So, here I sit as I do so many nights lately in front of
this glaring screen. I've checked my email( and no suprize
to me, their was none to be read ), and immediatly came
back to this. The solice of written word. My husband will
be home shortly, as he works nights, and I really should be
doing the dishes right now....but I don't friggin feel like
it! So there. When we had our son we agreed that it would
be best if someone stayed at home with him. Seeing as we
currently reside in the middle of east bum f*%&!, there
weren't really any jobs that were suited to my
qualifications , so since my husband was capable of finding
work that would bring in enough money to sustain us, here I
am. Odd, he didn't even finish high school, and I the
college graduate, the computer Information/Communication
Media Arts major, am cleaning the house. Have I missed
something? I swear that some nights I can literally see my
talents slipping down the drain when I let out the dish
water...Hast Luego brain cells! Have a great f*#&*#!trip!

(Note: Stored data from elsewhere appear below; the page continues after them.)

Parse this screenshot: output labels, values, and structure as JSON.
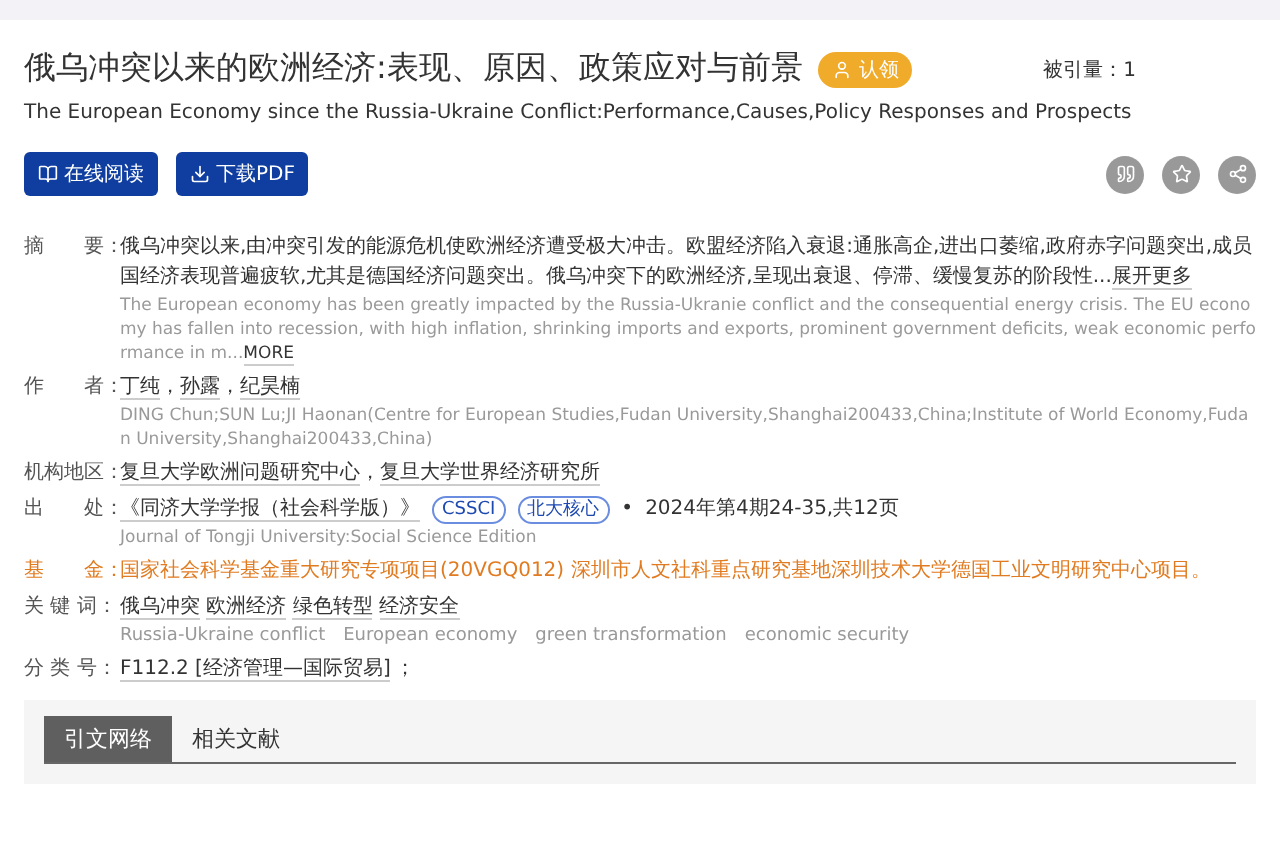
{
  "title": "俄乌冲突以来的欧洲经济:表现、原因、政策应对与前景",
  "claim_badge": "认领",
  "cited": {
    "label": "被引量：",
    "value": "1"
  },
  "subtitle_en": "The European Economy since the Russia-Ukraine Conflict:Performance,Causes,Policy Responses and Prospects",
  "buttons": [
    {
      "label": "在线阅读",
      "kind": "read"
    },
    {
      "label": "下载PDF",
      "kind": "download"
    }
  ],
  "abstract": {
    "label": "摘　　要：",
    "text_zh": "俄乌冲突以来,由冲突引发的能源危机使欧洲经济遭受极大冲击。欧盟经济陷入衰退:通胀高企,进出口萎缩,政府赤字问题突出,成员国经济表现普遍疲软,尤其是德国经济问题突出。俄乌冲突下的欧洲经济,呈现出衰退、停滞、缓慢复苏的阶段性...",
    "more_zh": "展开更多",
    "text_en": "The European economy has been greatly impacted by the Russia-Ukranie conflict and the consequential energy crisis. The EU economy has fallen into recession, with high inflation, shrinking imports and exports, prominent government deficits, weak economic performance in m...",
    "more_en": "MORE"
  },
  "authors": {
    "label": "作　　者：",
    "separator": "，",
    "names": [
      "丁纯",
      "孙露",
      "纪昊楠"
    ],
    "detail": "DING Chun;SUN Lu;JI Haonan(Centre for European Studies,Fudan University,Shanghai200433,China;Institute of World Economy,Fudan University,Shanghai200433,China)"
  },
  "institutions": {
    "label": "机构地区：",
    "separator": "，",
    "names": [
      "复旦大学欧洲问题研究中心",
      "复旦大学世界经济研究所"
    ]
  },
  "source": {
    "label": "出　　处：",
    "journal": "《同济大学学报（社会科学版）》",
    "tags": [
      "CSSCI",
      "北大核心"
    ],
    "bullet": "•",
    "issue": "2024年第4期24-35,共12页",
    "journal_en": "Journal of Tongji University:Social Science Edition"
  },
  "fund": {
    "label": "基　　金：",
    "text": "国家社会科学基金重大研究专项项目(20VGQ012) 深圳市人文社科重点研究基地深圳技术大学德国工业文明研究中心项目。"
  },
  "keywords": {
    "label": "关 键 词：",
    "zh": [
      "俄乌冲突",
      "欧洲经济",
      "绿色转型",
      "经济安全"
    ],
    "en": [
      "Russia-Ukraine conflict",
      "European economy",
      "green transformation",
      "economic security"
    ]
  },
  "classification": {
    "label": "分 类 号：",
    "code": "F112.2 [经济管理—国际贸易]",
    "suffix": "；"
  },
  "tabs": [
    {
      "label": "引文网络",
      "selected": true
    },
    {
      "label": "相关文献",
      "selected": false
    }
  ]
}
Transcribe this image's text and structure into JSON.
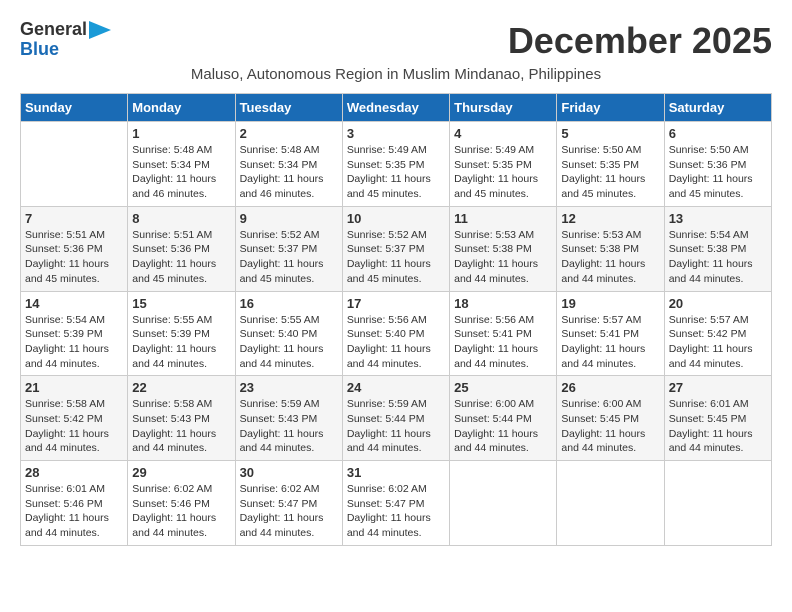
{
  "logo": {
    "line1": "General",
    "line2": "Blue"
  },
  "title": "December 2025",
  "location": "Maluso, Autonomous Region in Muslim Mindanao, Philippines",
  "weekdays": [
    "Sunday",
    "Monday",
    "Tuesday",
    "Wednesday",
    "Thursday",
    "Friday",
    "Saturday"
  ],
  "weeks": [
    [
      {
        "day": "",
        "info": ""
      },
      {
        "day": "1",
        "info": "Sunrise: 5:48 AM\nSunset: 5:34 PM\nDaylight: 11 hours\nand 46 minutes."
      },
      {
        "day": "2",
        "info": "Sunrise: 5:48 AM\nSunset: 5:34 PM\nDaylight: 11 hours\nand 46 minutes."
      },
      {
        "day": "3",
        "info": "Sunrise: 5:49 AM\nSunset: 5:35 PM\nDaylight: 11 hours\nand 45 minutes."
      },
      {
        "day": "4",
        "info": "Sunrise: 5:49 AM\nSunset: 5:35 PM\nDaylight: 11 hours\nand 45 minutes."
      },
      {
        "day": "5",
        "info": "Sunrise: 5:50 AM\nSunset: 5:35 PM\nDaylight: 11 hours\nand 45 minutes."
      },
      {
        "day": "6",
        "info": "Sunrise: 5:50 AM\nSunset: 5:36 PM\nDaylight: 11 hours\nand 45 minutes."
      }
    ],
    [
      {
        "day": "7",
        "info": "Sunrise: 5:51 AM\nSunset: 5:36 PM\nDaylight: 11 hours\nand 45 minutes."
      },
      {
        "day": "8",
        "info": "Sunrise: 5:51 AM\nSunset: 5:36 PM\nDaylight: 11 hours\nand 45 minutes."
      },
      {
        "day": "9",
        "info": "Sunrise: 5:52 AM\nSunset: 5:37 PM\nDaylight: 11 hours\nand 45 minutes."
      },
      {
        "day": "10",
        "info": "Sunrise: 5:52 AM\nSunset: 5:37 PM\nDaylight: 11 hours\nand 45 minutes."
      },
      {
        "day": "11",
        "info": "Sunrise: 5:53 AM\nSunset: 5:38 PM\nDaylight: 11 hours\nand 44 minutes."
      },
      {
        "day": "12",
        "info": "Sunrise: 5:53 AM\nSunset: 5:38 PM\nDaylight: 11 hours\nand 44 minutes."
      },
      {
        "day": "13",
        "info": "Sunrise: 5:54 AM\nSunset: 5:38 PM\nDaylight: 11 hours\nand 44 minutes."
      }
    ],
    [
      {
        "day": "14",
        "info": "Sunrise: 5:54 AM\nSunset: 5:39 PM\nDaylight: 11 hours\nand 44 minutes."
      },
      {
        "day": "15",
        "info": "Sunrise: 5:55 AM\nSunset: 5:39 PM\nDaylight: 11 hours\nand 44 minutes."
      },
      {
        "day": "16",
        "info": "Sunrise: 5:55 AM\nSunset: 5:40 PM\nDaylight: 11 hours\nand 44 minutes."
      },
      {
        "day": "17",
        "info": "Sunrise: 5:56 AM\nSunset: 5:40 PM\nDaylight: 11 hours\nand 44 minutes."
      },
      {
        "day": "18",
        "info": "Sunrise: 5:56 AM\nSunset: 5:41 PM\nDaylight: 11 hours\nand 44 minutes."
      },
      {
        "day": "19",
        "info": "Sunrise: 5:57 AM\nSunset: 5:41 PM\nDaylight: 11 hours\nand 44 minutes."
      },
      {
        "day": "20",
        "info": "Sunrise: 5:57 AM\nSunset: 5:42 PM\nDaylight: 11 hours\nand 44 minutes."
      }
    ],
    [
      {
        "day": "21",
        "info": "Sunrise: 5:58 AM\nSunset: 5:42 PM\nDaylight: 11 hours\nand 44 minutes."
      },
      {
        "day": "22",
        "info": "Sunrise: 5:58 AM\nSunset: 5:43 PM\nDaylight: 11 hours\nand 44 minutes."
      },
      {
        "day": "23",
        "info": "Sunrise: 5:59 AM\nSunset: 5:43 PM\nDaylight: 11 hours\nand 44 minutes."
      },
      {
        "day": "24",
        "info": "Sunrise: 5:59 AM\nSunset: 5:44 PM\nDaylight: 11 hours\nand 44 minutes."
      },
      {
        "day": "25",
        "info": "Sunrise: 6:00 AM\nSunset: 5:44 PM\nDaylight: 11 hours\nand 44 minutes."
      },
      {
        "day": "26",
        "info": "Sunrise: 6:00 AM\nSunset: 5:45 PM\nDaylight: 11 hours\nand 44 minutes."
      },
      {
        "day": "27",
        "info": "Sunrise: 6:01 AM\nSunset: 5:45 PM\nDaylight: 11 hours\nand 44 minutes."
      }
    ],
    [
      {
        "day": "28",
        "info": "Sunrise: 6:01 AM\nSunset: 5:46 PM\nDaylight: 11 hours\nand 44 minutes."
      },
      {
        "day": "29",
        "info": "Sunrise: 6:02 AM\nSunset: 5:46 PM\nDaylight: 11 hours\nand 44 minutes."
      },
      {
        "day": "30",
        "info": "Sunrise: 6:02 AM\nSunset: 5:47 PM\nDaylight: 11 hours\nand 44 minutes."
      },
      {
        "day": "31",
        "info": "Sunrise: 6:02 AM\nSunset: 5:47 PM\nDaylight: 11 hours\nand 44 minutes."
      },
      {
        "day": "",
        "info": ""
      },
      {
        "day": "",
        "info": ""
      },
      {
        "day": "",
        "info": ""
      }
    ]
  ]
}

Don't get me wrong, I love Lee very much, and don't resent
him ..I mean after all he works his ass off in order to
support our family. I do however resent the situation. I
hate being trapped in this damn house day after day with no
one to talk to but my son who is now an expert at stringing
two words together to form a sentence! I love him , but a
little contact with the outside world would
be ever so appreciated. I suppose that is why I look
forward to hearing from Orion so much. He gives me some
sort of hope that one day i may once agian have an actual
stimulating conversation with another human being. That
said, he has emailed just now...and probably has called ( I
never bothered to check my answering service)...I suppose
that I should let him know that I am online..the thing is
we have discussed the same sh*! repeatidly, and I just have
nothing more to say.
I want to be there for him, and try, but I just have a hard
time coming up with inspirational words when I am not
entirely convinced that he is happy with the decisions that
he makes.If he is trying to convince himself that he is,
then maybe I shouldn't be backing him up, and should
instead be pointing out the fact that he shouldn't have to
convince himself that he is making the choices he does for
the right reason, and if he is maybe he shouldn't be making
them? I don't know.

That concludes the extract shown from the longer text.